A MAC is used to authenticate the migration request from your current to your new ISP. Migration is the process of moving between ISPs without actually 'ceasing' your ADSL connection, meaning that it should involve a minimum amount of downtime for your connection. This can be just an hour or even less, all things being equal.
MACs not only enable customers to move to a new broadband service quickly and smoothly, but they ensure that bills from the old supplier stop. They are so vital that some companies actually refuse to sign up new customers if they don't have a code.
Since February 2007, Ofcom's MAC Code of Conduct is now mandatory for all ISPs. If a customer asks for a MAC the provider must issue the code within five working days of the request, regardless of any dispute. The MAC is free the first time it's requested, but a cancellation fee for the service may still apply.
If the code is asked for more than once, the company may levy a charge. Once issued, a MAC lasts 30 days before it expires. Once a customer has passed their MAC to their new ISP, the new provider must try to switch across their service within 30 days.
The new provider will inform the customer of the exact date when they will be connected to the new service. Sadly, according to Uswitch, the new code isn't being adhered to. It found that 38 per cent of switchers failed to receive a MAC within five days as stipulated, and that more than half of all switchers had to ask more than once for their MAC before it was provided for them.
One in seven MAC requests failed to materialise at all. This is something that Ofcom clearly needs to monitor in order to ensure that it is implemented properly. These rule changes will help many people change providers more easily, but they don't cover every possible situation that you might face.
If you have a local loop unbundled (LLU) or cable connection, you won't be able to use the MAC migration service to switch providers, although some ISPs are trialling LLU MACs. If an ISP won't accept an LLU MAC then the connection (or 'asset') must be cancelled with the old provider and re-provided under the new provider.
Some ISPs charge for this: the current LLU system is costing some customers up to £50 per provider change. Finally, before dumping your old provider, don't forget to check that you're free of your contractual obligations. Has the minimum period expired?

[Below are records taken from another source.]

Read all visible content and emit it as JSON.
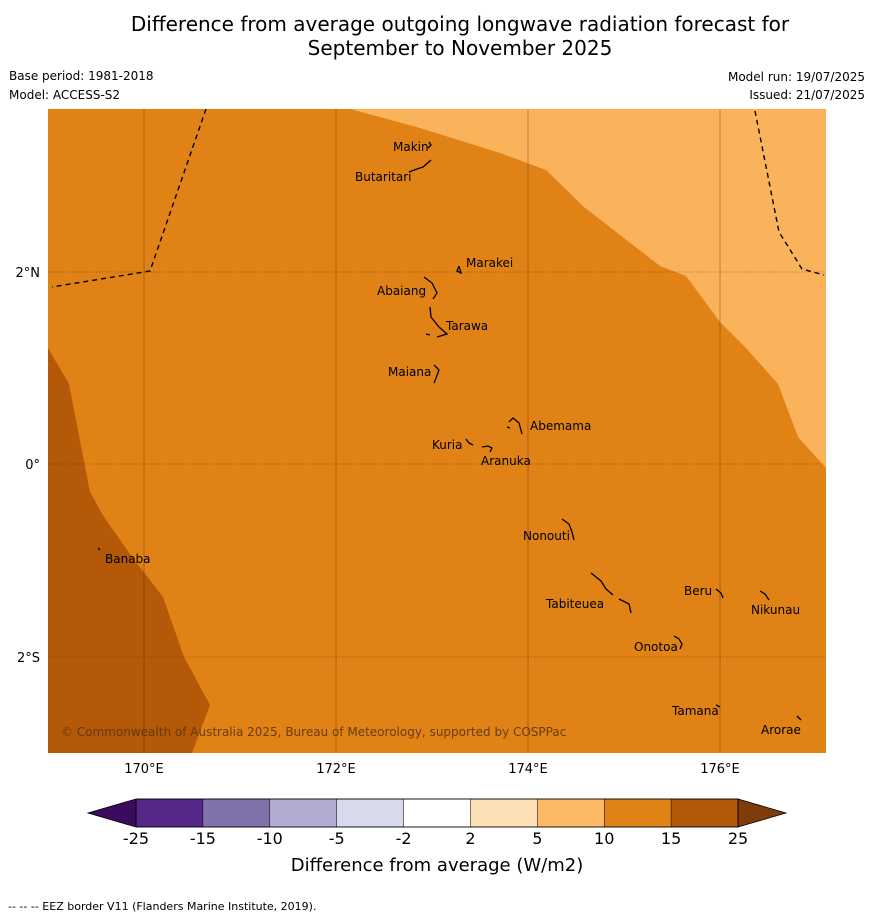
{
  "header": {
    "title_line1": "Difference from average outgoing longwave radiation forecast for",
    "title_line2": "September to November 2025",
    "base_period": "Base period: 1981-2018",
    "model": "Model: ACCESS-S2",
    "model_run": "Model run: 19/07/2025",
    "issued": "Issued: 21/07/2025"
  },
  "map": {
    "lat_labels": [
      "2°N",
      "0°",
      "2°S"
    ],
    "lon_labels": [
      "170°E",
      "172°E",
      "174°E",
      "176°E"
    ],
    "places": [
      "Makin",
      "Butaritari",
      "Marakei",
      "Abaiang",
      "Tarawa",
      "Maiana",
      "Abemama",
      "Kuria",
      "Aranuka",
      "Nonouti",
      "Banaba",
      "Tabiteuea",
      "Beru",
      "Nikunau",
      "Onotoa",
      "Tamana",
      "Arorae"
    ],
    "copyright": "© Commonwealth of Australia 2025, Bureau of Meteorology, supported by COSPPac",
    "region_colors": {
      "5_to_10": "#fbb35b",
      "10_to_15": "#e08215",
      "15_to_25": "#b45908"
    }
  },
  "colorbar": {
    "ticks": [
      "-25",
      "-15",
      "-10",
      "-5",
      "-2",
      "2",
      "5",
      "10",
      "15",
      "25"
    ],
    "colors": [
      "#3a0b5e",
      "#542788",
      "#8073ac",
      "#b2abd2",
      "#d8daeb",
      "#ffffff",
      "#fee0b6",
      "#fdb863",
      "#e08214",
      "#b35806",
      "#7f3b08"
    ],
    "title": "Difference from average (W/m2)"
  },
  "footnote": "--  --  -- EEZ border V11 (Flanders Marine Institute, 2019)."
}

If you've signed a contract, you will have to see it out or incur a cancellation fee. If you want to find out more about MAC codes, there are a few useful websites that can give you more information. We recommend trying www.maccode.org.uk and www.maccode.co.uk.
The Distance Selling Regulations (DSRs) don't just apply to purchases made online or by mail order. They also apply to broadband contracts, giving you the right to terminate your contract for any reason within seven days. So if you switch ISPs and quickly realise that you've made a big mistake, it's easy to cancel your new contract – and your ISP won't be able to charge you a cancellation fee.
The DSRs give consumers the right to clear information, a cancellation period of seven working days and protection against fraudulent use of a credit card. As well as the cancellation period legislation, the rules surrounding the use of credit cards can also apply to your broadband contract.
For example, if you applied for a broadband provider online and use a credit card to pay off your broadband fees, the DSRs may protect you from problems with refunds, late payment fees or cancellation charges.